Some biotech startups drop funding news like a sleepy pulse ox, flat, clinical, and barely twitching. Not Plexision. This one hits with the precision of a crossmatch and the timing of a six-hour rejection panel.
$365,000 may not sound like Series A swagger to the untrained eye, but this isn’t your average bio-buzzword baby. This is real science, real patients, and real impact.
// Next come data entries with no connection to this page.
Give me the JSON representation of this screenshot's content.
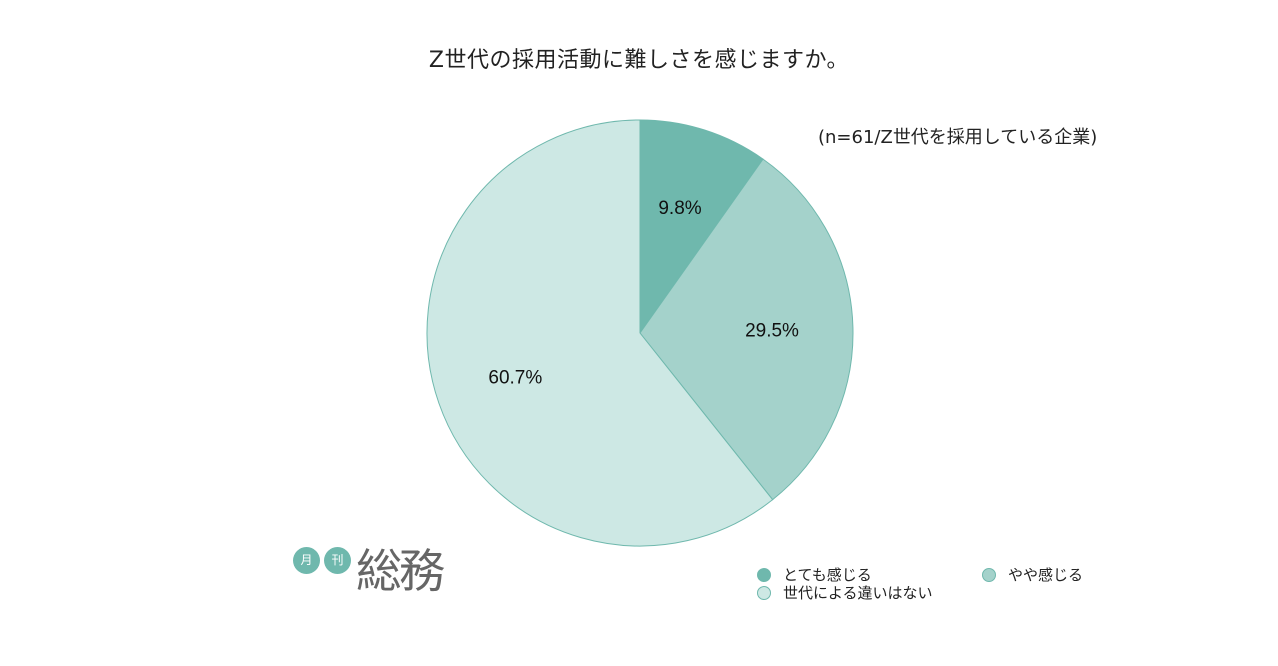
{
  "chart_data": {
    "type": "pie",
    "title": "Z世代の採用活動に難しさを感じますか。",
    "subtitle": "(n=61/Z世代を採用している企業)",
    "slices": [
      {
        "label": "とても感じる",
        "value": 9.8,
        "display": "9.8%",
        "color": "#6fb8ad"
      },
      {
        "label": "やや感じる",
        "value": 29.5,
        "display": "29.5%",
        "color": "#a4d2cb"
      },
      {
        "label": "世代による違いはない",
        "value": 60.7,
        "display": "60.7%",
        "color": "#cde8e4"
      }
    ],
    "legend_position": "bottom-right"
  },
  "logo": {
    "badge_1": "月",
    "badge_2": "刊",
    "brand": "総務"
  },
  "colors": {
    "stroke": "#6fb8ad"
  }
}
The Richard King Mellon Foundation knows the difference and just made a strategic investment in Plexision’s game-changing diagnostics.
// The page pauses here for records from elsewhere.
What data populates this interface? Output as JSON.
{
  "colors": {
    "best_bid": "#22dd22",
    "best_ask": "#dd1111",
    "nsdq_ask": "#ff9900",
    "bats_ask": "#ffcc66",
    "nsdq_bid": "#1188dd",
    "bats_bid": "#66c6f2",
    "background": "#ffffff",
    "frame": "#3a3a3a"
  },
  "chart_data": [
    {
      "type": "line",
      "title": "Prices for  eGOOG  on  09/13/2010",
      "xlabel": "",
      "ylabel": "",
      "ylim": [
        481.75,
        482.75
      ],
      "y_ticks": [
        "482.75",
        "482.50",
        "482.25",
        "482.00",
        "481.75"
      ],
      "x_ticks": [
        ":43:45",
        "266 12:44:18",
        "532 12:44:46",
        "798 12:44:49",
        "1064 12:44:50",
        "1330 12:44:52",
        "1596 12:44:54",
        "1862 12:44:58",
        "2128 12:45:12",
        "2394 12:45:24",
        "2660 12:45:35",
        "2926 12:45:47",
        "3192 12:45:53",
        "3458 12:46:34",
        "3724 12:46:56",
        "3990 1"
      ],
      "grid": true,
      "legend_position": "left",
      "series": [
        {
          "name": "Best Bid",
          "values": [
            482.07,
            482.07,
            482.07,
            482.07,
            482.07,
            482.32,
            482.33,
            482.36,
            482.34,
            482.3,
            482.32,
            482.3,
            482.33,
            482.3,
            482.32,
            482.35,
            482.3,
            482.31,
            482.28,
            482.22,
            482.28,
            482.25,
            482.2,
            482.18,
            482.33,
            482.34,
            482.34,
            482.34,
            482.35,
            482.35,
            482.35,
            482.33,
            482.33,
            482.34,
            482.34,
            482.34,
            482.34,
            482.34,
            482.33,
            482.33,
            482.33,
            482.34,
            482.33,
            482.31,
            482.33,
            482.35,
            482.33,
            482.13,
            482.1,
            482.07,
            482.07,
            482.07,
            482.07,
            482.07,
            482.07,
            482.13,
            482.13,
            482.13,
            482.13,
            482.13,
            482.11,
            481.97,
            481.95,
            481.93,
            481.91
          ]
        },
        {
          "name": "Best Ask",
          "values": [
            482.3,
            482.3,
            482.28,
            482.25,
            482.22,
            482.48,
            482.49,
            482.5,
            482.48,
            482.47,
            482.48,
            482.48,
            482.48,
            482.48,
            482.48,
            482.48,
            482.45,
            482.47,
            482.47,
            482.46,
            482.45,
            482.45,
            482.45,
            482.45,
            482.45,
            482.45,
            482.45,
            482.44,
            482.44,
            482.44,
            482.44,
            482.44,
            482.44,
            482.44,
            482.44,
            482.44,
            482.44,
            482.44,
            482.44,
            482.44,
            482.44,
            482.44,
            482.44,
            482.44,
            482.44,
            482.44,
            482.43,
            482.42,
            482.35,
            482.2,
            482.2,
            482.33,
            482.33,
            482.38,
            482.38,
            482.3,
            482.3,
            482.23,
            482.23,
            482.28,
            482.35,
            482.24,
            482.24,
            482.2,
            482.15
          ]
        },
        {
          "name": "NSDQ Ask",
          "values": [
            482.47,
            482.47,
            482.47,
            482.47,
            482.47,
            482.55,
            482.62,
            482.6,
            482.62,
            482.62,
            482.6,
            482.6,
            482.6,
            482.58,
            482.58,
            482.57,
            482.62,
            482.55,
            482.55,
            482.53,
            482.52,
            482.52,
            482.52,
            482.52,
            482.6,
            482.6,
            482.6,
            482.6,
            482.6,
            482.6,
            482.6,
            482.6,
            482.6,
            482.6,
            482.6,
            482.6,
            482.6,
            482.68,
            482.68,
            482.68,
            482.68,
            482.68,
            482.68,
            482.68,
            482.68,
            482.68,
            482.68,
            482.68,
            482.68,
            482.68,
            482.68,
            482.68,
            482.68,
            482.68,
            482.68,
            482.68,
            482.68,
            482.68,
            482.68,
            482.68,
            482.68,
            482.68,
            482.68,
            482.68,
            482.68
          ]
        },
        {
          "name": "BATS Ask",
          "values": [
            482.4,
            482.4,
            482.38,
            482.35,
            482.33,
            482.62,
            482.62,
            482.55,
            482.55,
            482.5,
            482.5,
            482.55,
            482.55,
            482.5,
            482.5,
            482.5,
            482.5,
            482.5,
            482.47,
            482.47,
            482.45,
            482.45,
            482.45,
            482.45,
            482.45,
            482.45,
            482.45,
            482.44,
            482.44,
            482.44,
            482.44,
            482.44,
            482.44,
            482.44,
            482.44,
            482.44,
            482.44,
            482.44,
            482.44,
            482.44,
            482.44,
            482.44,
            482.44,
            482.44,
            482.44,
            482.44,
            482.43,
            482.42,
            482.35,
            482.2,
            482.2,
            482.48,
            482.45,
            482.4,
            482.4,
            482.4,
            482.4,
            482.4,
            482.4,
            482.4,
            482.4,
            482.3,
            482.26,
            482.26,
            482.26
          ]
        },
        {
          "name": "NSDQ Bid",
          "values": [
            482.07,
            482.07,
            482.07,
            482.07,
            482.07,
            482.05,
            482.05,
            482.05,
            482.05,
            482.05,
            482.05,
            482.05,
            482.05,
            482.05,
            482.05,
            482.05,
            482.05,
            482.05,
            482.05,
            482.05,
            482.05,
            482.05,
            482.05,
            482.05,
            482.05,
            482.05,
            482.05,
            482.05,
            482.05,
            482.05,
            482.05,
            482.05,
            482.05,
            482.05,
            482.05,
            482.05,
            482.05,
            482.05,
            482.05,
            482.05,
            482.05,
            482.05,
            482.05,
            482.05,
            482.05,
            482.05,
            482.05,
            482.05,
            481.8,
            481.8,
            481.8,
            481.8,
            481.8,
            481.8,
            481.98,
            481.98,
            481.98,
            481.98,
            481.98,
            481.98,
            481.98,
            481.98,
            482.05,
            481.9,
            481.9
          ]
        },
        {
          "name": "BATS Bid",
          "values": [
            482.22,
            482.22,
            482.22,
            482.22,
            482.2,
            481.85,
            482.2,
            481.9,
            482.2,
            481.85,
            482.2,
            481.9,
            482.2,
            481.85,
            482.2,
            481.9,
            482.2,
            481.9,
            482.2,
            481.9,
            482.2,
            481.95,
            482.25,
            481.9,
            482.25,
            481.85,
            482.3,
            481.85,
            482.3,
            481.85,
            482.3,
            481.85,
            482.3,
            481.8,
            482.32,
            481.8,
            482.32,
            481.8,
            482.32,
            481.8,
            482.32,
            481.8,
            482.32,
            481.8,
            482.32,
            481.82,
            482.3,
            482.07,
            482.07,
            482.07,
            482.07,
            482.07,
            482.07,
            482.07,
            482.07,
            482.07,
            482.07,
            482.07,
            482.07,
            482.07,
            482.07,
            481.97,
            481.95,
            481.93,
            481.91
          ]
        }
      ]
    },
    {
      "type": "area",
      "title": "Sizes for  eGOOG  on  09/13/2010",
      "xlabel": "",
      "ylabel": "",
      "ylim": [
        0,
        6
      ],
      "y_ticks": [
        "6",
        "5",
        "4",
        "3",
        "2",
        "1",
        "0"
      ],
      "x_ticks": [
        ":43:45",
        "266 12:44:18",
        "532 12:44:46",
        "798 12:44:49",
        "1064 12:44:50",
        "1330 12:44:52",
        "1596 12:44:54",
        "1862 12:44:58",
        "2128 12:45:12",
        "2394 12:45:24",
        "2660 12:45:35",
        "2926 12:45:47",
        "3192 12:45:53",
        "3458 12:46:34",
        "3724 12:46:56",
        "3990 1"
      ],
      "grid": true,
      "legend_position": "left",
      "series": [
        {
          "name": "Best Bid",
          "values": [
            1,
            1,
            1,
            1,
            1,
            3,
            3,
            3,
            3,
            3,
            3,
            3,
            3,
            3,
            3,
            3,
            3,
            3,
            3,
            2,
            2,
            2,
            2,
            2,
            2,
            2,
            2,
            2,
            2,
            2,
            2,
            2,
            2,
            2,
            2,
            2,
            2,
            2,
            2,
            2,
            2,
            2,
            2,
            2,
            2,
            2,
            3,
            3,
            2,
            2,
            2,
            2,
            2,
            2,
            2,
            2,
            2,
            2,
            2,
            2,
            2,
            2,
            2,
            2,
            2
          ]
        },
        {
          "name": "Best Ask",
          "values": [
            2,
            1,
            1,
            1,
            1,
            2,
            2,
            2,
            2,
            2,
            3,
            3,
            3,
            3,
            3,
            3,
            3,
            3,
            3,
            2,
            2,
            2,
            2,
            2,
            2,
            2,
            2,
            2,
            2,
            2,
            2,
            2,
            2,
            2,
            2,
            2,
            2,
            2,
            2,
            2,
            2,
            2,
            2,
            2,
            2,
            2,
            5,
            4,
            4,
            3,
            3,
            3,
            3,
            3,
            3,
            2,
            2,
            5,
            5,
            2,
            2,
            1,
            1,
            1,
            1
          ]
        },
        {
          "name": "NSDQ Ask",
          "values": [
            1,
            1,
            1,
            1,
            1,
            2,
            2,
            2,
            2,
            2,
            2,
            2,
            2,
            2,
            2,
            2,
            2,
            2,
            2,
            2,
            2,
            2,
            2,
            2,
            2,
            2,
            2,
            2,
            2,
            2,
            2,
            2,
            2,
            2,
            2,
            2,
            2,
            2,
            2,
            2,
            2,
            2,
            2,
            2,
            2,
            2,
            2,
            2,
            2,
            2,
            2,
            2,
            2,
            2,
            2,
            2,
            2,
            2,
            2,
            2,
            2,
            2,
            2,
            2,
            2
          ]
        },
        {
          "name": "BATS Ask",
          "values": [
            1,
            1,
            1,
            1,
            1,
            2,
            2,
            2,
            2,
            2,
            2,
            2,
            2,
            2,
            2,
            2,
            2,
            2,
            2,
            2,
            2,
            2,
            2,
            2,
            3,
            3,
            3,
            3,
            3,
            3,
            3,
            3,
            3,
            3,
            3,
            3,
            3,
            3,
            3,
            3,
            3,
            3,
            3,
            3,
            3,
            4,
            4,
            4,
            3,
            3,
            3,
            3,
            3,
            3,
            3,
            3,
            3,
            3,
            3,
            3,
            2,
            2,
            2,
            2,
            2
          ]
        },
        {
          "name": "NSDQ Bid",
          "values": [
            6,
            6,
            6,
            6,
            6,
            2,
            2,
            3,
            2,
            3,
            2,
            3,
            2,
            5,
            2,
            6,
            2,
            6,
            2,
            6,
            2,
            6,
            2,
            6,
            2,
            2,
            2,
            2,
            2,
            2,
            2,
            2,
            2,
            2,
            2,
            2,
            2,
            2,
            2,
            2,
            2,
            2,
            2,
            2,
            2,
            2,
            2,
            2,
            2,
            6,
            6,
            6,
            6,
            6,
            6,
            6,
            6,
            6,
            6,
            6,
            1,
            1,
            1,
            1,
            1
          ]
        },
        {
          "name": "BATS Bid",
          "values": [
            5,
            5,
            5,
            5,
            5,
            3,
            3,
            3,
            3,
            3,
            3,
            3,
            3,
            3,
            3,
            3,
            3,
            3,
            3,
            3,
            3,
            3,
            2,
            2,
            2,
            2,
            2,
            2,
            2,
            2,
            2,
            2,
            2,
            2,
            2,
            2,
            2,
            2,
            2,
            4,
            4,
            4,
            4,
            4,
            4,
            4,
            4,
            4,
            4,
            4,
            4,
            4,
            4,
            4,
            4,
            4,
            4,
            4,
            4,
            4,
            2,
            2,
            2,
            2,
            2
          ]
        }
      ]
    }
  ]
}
Founded by two brothers who could walk into a transplant OR or a boardroom and still leave the room smarter: CEO Rajeev Sindhi, a 20-year diagnostics operator who runs Sandor Group like a playbook written in logistics code, and Dr. Rakesh Sindhi, MD, pediatric transplant surgeon, professor of surgery at the University of Pittsburgh, and co-architect of one of the most battle-tested cell-based assays the FDA’s ever seen.
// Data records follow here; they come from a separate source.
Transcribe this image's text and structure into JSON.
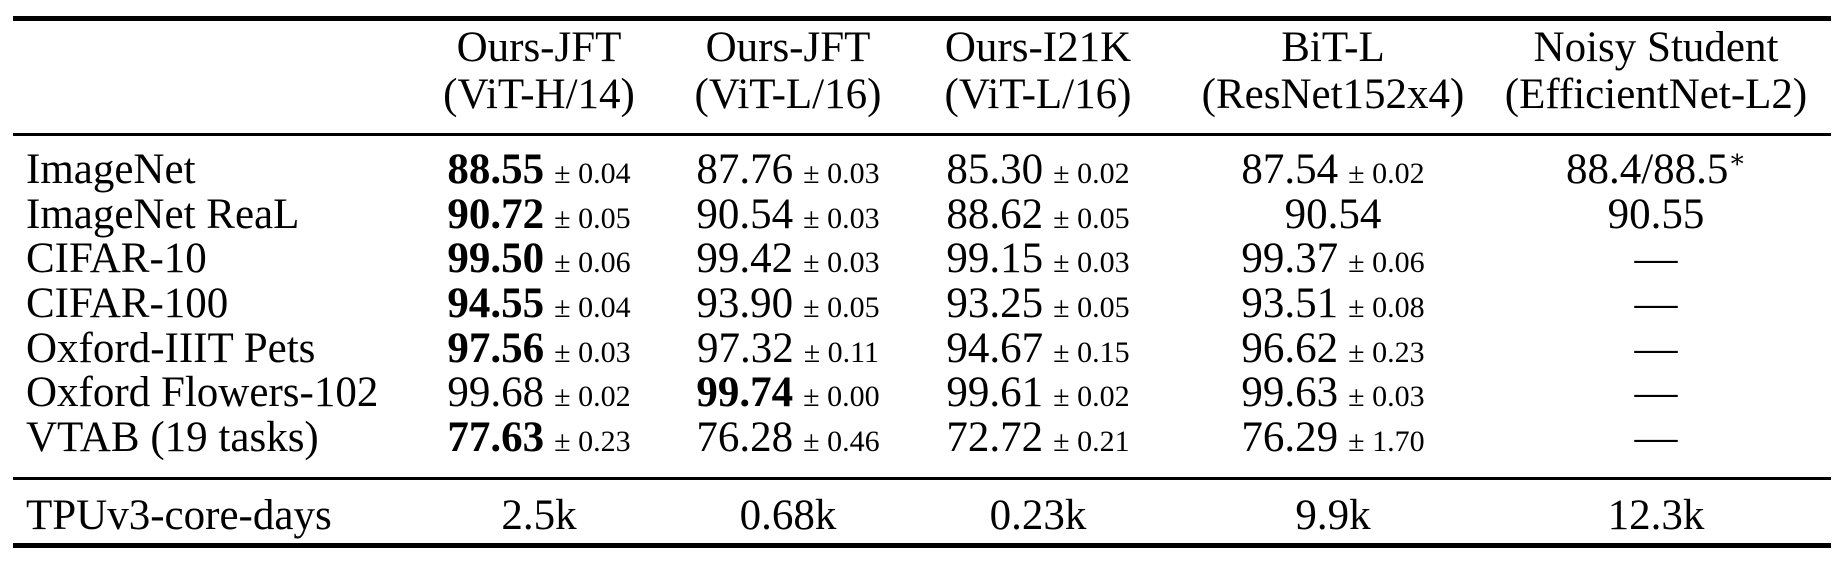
{
  "colors": {
    "background": "#ffffff",
    "text": "#000000",
    "rule": "#000000"
  },
  "table": {
    "columns": [
      {
        "line1": "Ours-JFT",
        "line2": "(ViT-H/14)"
      },
      {
        "line1": "Ours-JFT",
        "line2": "(ViT-L/16)"
      },
      {
        "line1": "Ours-I21K",
        "line2": "(ViT-L/16)"
      },
      {
        "line1": "BiT-L",
        "line2": "(ResNet152x4)"
      },
      {
        "line1": "Noisy Student",
        "line2": "(EfficientNet-L2)"
      }
    ],
    "rows": [
      {
        "label": "ImageNet",
        "cells": [
          {
            "main": "88.55",
            "err": "± 0.04",
            "bold": true
          },
          {
            "main": "87.76",
            "err": "± 0.03"
          },
          {
            "main": "85.30",
            "err": "± 0.02"
          },
          {
            "main": "87.54",
            "err": "± 0.02"
          },
          {
            "main": "88.4/88.5",
            "sup": "∗"
          }
        ]
      },
      {
        "label": "ImageNet ReaL",
        "cells": [
          {
            "main": "90.72",
            "err": "± 0.05",
            "bold": true
          },
          {
            "main": "90.54",
            "err": "± 0.03"
          },
          {
            "main": "88.62",
            "err": "± 0.05"
          },
          {
            "main": "90.54"
          },
          {
            "main": "90.55"
          }
        ]
      },
      {
        "label": "CIFAR-10",
        "cells": [
          {
            "main": "99.50",
            "err": "± 0.06",
            "bold": true
          },
          {
            "main": "99.42",
            "err": "± 0.03"
          },
          {
            "main": "99.15",
            "err": "± 0.03"
          },
          {
            "main": "99.37",
            "err": "± 0.06"
          },
          {
            "main": "—"
          }
        ]
      },
      {
        "label": "CIFAR-100",
        "cells": [
          {
            "main": "94.55",
            "err": "± 0.04",
            "bold": true
          },
          {
            "main": "93.90",
            "err": "± 0.05"
          },
          {
            "main": "93.25",
            "err": "± 0.05"
          },
          {
            "main": "93.51",
            "err": "± 0.08"
          },
          {
            "main": "—"
          }
        ]
      },
      {
        "label": "Oxford-IIIT Pets",
        "cells": [
          {
            "main": "97.56",
            "err": "± 0.03",
            "bold": true
          },
          {
            "main": "97.32",
            "err": "± 0.11"
          },
          {
            "main": "94.67",
            "err": "± 0.15"
          },
          {
            "main": "96.62",
            "err": "± 0.23"
          },
          {
            "main": "—"
          }
        ]
      },
      {
        "label": "Oxford Flowers-102",
        "cells": [
          {
            "main": "99.68",
            "err": "± 0.02"
          },
          {
            "main": "99.74",
            "err": "± 0.00",
            "bold": true
          },
          {
            "main": "99.61",
            "err": "± 0.02"
          },
          {
            "main": "99.63",
            "err": "± 0.03"
          },
          {
            "main": "—"
          }
        ]
      },
      {
        "label": "VTAB (19 tasks)",
        "cells": [
          {
            "main": "77.63",
            "err": "± 0.23",
            "bold": true
          },
          {
            "main": "76.28",
            "err": "± 0.46"
          },
          {
            "main": "72.72",
            "err": "± 0.21"
          },
          {
            "main": "76.29",
            "err": "± 1.70"
          },
          {
            "main": "—"
          }
        ]
      }
    ],
    "footer": {
      "label": "TPUv3-core-days",
      "values": [
        "2.5k",
        "0.68k",
        "0.23k",
        "9.9k",
        "12.3k"
      ]
    }
  }
}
Let’s talk platform. Plexision’s proprietary suite, Pleximmune™, PlexAPR™, PlexABMR™, PlexCMV™, and more, isn’t guessing. It’s measuring live-cell immune response and ranking transplant risks with machine learning. These aren’t “maybe” diagnostics. These are six-to-24-hour readouts that give clinicians exactly what they need to know, before rejection, before infection, before everything goes sideways.
Their Pleximmune™ test is FDA-approved. Their reference labs are CLIA-certified and CAP-accredited. Their trial data? Try 81% PPV and 75% NPV on antibody-mediated kidney rejection. That’s not theoretical. That’s real-world precision for the 40,000+ U.S. transplants every year, and counting.
And while most labs are still mailing PDFs, Plexision is building EHR-integrated APIs and prepping a multiplex AI dashboard for 2025. They’ve already launched a second lab in Hyderabad, India to scale the tech globally. You want addressable market? Try $2B in U.S. transplant diagnostics and a rapidly rising 12K+ annual transplants in India alone.
This latest infusion fuels AI / ML upgrades, automated lab workflows, and a commercial team targeting adult kidney, liver, and heart centers. More importantly, it proves you don’t need nine-figure noise to build a precision powerhouse. You need grit, patents, and founders who know that in medicine, timing is everything.